6. Patokh Chodiev ayant interjeté appel, la Cour d’appel de Liège a rendu son arrêt le 28 janvier 2021, arrêt qui réforme le jugement de Namur.

L’arrêt de la Cour d’appel de Liège admet que l’irresponsabilité d’un parlementaire, telle que garantie par l’article 58 de la Constitution, puisse s’appliquer pour des propos tenus en dehors du Parlement mais liés aux fonctions parlementaires. Ce qui était le cas ici, puisque Georges Gilkinet s’exprimait en lien avec une affaire traitée par une commission d’enquête parlementaire dont il a été le vice-président.

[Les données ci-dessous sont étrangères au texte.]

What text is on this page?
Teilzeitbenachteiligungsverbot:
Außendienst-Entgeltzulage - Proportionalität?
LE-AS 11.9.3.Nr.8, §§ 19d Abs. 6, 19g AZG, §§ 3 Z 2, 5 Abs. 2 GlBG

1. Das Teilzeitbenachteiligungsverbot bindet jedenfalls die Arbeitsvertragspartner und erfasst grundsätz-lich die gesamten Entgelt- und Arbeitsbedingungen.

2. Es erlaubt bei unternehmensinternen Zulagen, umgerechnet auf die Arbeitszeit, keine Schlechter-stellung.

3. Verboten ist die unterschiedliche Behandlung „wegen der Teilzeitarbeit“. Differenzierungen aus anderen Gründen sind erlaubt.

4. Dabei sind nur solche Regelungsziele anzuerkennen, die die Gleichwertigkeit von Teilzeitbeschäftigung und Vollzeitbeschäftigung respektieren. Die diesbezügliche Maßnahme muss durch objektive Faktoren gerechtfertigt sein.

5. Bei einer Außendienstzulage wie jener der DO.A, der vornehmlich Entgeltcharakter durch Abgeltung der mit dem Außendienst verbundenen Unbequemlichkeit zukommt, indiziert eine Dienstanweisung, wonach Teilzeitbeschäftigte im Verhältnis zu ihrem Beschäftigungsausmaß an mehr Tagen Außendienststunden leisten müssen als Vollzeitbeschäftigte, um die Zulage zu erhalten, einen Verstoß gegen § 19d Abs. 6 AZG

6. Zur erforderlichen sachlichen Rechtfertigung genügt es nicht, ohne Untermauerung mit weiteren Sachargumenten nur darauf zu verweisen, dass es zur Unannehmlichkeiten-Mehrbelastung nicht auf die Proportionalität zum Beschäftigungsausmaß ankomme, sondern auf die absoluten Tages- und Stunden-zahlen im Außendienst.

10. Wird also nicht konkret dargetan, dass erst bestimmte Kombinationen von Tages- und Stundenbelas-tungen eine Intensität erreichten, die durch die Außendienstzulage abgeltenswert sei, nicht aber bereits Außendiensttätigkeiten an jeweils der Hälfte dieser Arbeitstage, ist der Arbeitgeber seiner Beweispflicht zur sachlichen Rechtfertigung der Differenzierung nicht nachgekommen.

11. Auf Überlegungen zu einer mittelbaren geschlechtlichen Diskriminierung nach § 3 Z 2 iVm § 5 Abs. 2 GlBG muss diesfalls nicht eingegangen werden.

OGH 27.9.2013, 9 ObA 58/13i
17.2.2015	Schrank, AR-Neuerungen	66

Sur ce point, l’arrêt doit être approuvé. La médiatisation croissante des questions d’intérêt général, grâce notamment aux réseaux sociaux, a pour conséquence que les débats parlementaires ont, en dehors des hémicycles parlementaires, des prolongements qui sont sensiblement plus importants qu’il y a quelques années et qui, a fortiori, étaient insoupçonnés en 1831. Par cet élargissement de la portée de l’irresponsabilité parlementaire, il ne s’agit pas d’induire une confusion entre, d’une part, l’espace parlementaire et, d’autre part, l’espace public ou même l’espace politique, mais plutôt de constater un élargissement et une reconfiguration de l’aire dans laquelle les élus déploient leurs activités.

Plus étonnamment, l’arrêt donne ensuite de cet article 58 une interprétation qui remet en cause son caractère absolu, en décidant que cela ne concerne pas les allégations de fait dirigées contre des personnes. Or, l’article 58 n’autorise aucune exception et protège toutes les opinions liées au mandat parlementaire, en ce compris les propos diffamatoires, calomnieux, injurieux, dès le moment où – on le redit – ils sont tenus à l’occasion de l’exercice de fonctions parlementaires.

En l’occurrence, les propos reprochés à Georges Gilkinet ont tous été tenus lors d’interviews liées directement à l’affaire Kazakhgate. Certes, le caractère absolu de l’irresponsabilité parlementaire est discutable. Sans doute y aurait-il lieu de trouver un meilleur équilibre entre les intérêts que l’article 58 de la Constitution entend sauvegarder (il s’agit, non pas d’offrir un privilège personnel aux parlementaires, mais d’éviter que le fonctionnement d’une assemblée démocratique soit perturbé par des actes judiciaires légers, injustes ou partisans) et d’autres exigences qui méritent tout autant d’être rencontrées, telle la nécessité de protéger notre société contre des discours de haine (ce qui, précisons-le, n’était pas reproché à Georges Gilkinet). Mais cet équilibre, c’est au Constituant de le trouver, et non à des juges qui, tant que l’article 58 n’est pas révisé, doivent respecter son caractère absolu.

7. L’arrêt de la Cour d’appel de Liège démontre qu’il est plus que temps que l’article 58 de la Constitution soit ouvert à révision pour que puisse s’engager une discussion démocratique sur une éventuelle modification de cette disposition.

Pour plus de détails sur l’irresponsabilité parlementaire, nous nous permettons de renvoyer à l’étude suivante : Marie Solbreux et Marc Verdussen, « Le statut pénal des parlementaires », Courrier hebdomadaire du CRISP, 2019, n° 2436-2437, spéc. pp. 8 à 36.